Enter WeAre8, a new social media site that doesn’t quite position itself as a Twitter alternative, but a new kind of platform altogether. Its early messaging has stressed efforts to be hate speech- and misinformation-free, sustainable, and forbids ads from tobacco, oil, and gambling firms. There are two major ambitions in its business model: the ability for users to opt in and get paid to watch ads, and the hope to draw not just 8, but 80 million users within two years.

CivicScience gauged how realistic that second goal seems with Americans, and it appears WeAre8 still has a fair amount of ground to cover. Over 8-in-10 U.S. adults have never heard of the app, which launched in the country last week. Three percent of adults have tried it in the last month, and 4% say they’re ‘extremely likely’ to use it in the next month.

Those strong intent numbers improve significantly with young users. Gen Z adults are four times as likely to say they’re ‘extremely likely’ to try it in the next month (16%), with young Millennial adults twice as likely to say the same (8%). Rural residents slightly outpace urban and suburban residents’ ‘extreme’ likelihood to use in the next month (5%).

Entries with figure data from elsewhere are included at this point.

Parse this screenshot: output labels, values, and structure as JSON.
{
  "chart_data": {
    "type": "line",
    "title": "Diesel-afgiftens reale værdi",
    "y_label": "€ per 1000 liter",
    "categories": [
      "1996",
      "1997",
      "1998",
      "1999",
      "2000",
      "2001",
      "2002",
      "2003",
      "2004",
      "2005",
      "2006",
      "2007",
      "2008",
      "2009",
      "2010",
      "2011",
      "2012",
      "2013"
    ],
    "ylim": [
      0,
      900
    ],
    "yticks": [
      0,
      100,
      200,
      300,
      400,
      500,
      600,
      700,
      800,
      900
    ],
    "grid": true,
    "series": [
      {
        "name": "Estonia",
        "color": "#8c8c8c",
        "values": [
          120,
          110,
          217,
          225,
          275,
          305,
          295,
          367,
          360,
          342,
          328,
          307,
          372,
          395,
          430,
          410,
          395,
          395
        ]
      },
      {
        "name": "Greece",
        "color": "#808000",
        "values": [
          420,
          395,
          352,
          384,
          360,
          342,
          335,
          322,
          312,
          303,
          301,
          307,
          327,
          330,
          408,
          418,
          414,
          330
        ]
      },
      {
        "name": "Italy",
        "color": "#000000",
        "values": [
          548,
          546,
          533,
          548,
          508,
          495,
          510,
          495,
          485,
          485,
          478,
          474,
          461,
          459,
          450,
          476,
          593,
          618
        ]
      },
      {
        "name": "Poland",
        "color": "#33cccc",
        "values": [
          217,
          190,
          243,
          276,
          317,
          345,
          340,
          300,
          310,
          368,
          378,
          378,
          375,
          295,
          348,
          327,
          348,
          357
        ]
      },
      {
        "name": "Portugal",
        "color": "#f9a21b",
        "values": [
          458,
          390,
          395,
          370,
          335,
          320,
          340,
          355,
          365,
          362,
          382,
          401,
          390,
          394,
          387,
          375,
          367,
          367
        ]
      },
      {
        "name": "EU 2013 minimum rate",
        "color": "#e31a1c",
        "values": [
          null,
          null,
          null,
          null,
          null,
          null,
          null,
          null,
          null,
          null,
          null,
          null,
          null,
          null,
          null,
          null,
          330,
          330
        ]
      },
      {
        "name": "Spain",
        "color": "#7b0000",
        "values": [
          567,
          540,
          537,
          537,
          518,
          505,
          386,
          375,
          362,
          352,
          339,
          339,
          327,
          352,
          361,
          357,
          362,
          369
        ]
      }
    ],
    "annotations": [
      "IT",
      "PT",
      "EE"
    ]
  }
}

Four more insights you need to know about WeAre8:

  • Despite the app’s emphasis on sustainability, adults ‘extremely likely’ to use it in the next month are half as likely to say they’re ‘very concerned’ about climate change and the environment right now (16%, compared to 34% for all other adults). That said, heavy WeAre8 intenders are much more likely to report any level of climate concern.
  • Those ‘extremely likely’ to use WeAre8 overwhelmingly say they pay the most attention to print ads and billboards (59%) of all types of advertising, compared to all other adults who are more attuned to TV/radio ads (37%).
  • Young Millennial adults are more likely to express high interest in using WeAre8 than to have tried it already (8% in this age bracket are ‘extremely likely’ to use it, compared to 4% who have).
  • Target customers are more than twice as likely as Macy’s customers to be ‘extremely likely’ to try WeAre8 in the next month – which might be a proxy for age, but speaks to how specialized the paid ad viewings will need to be.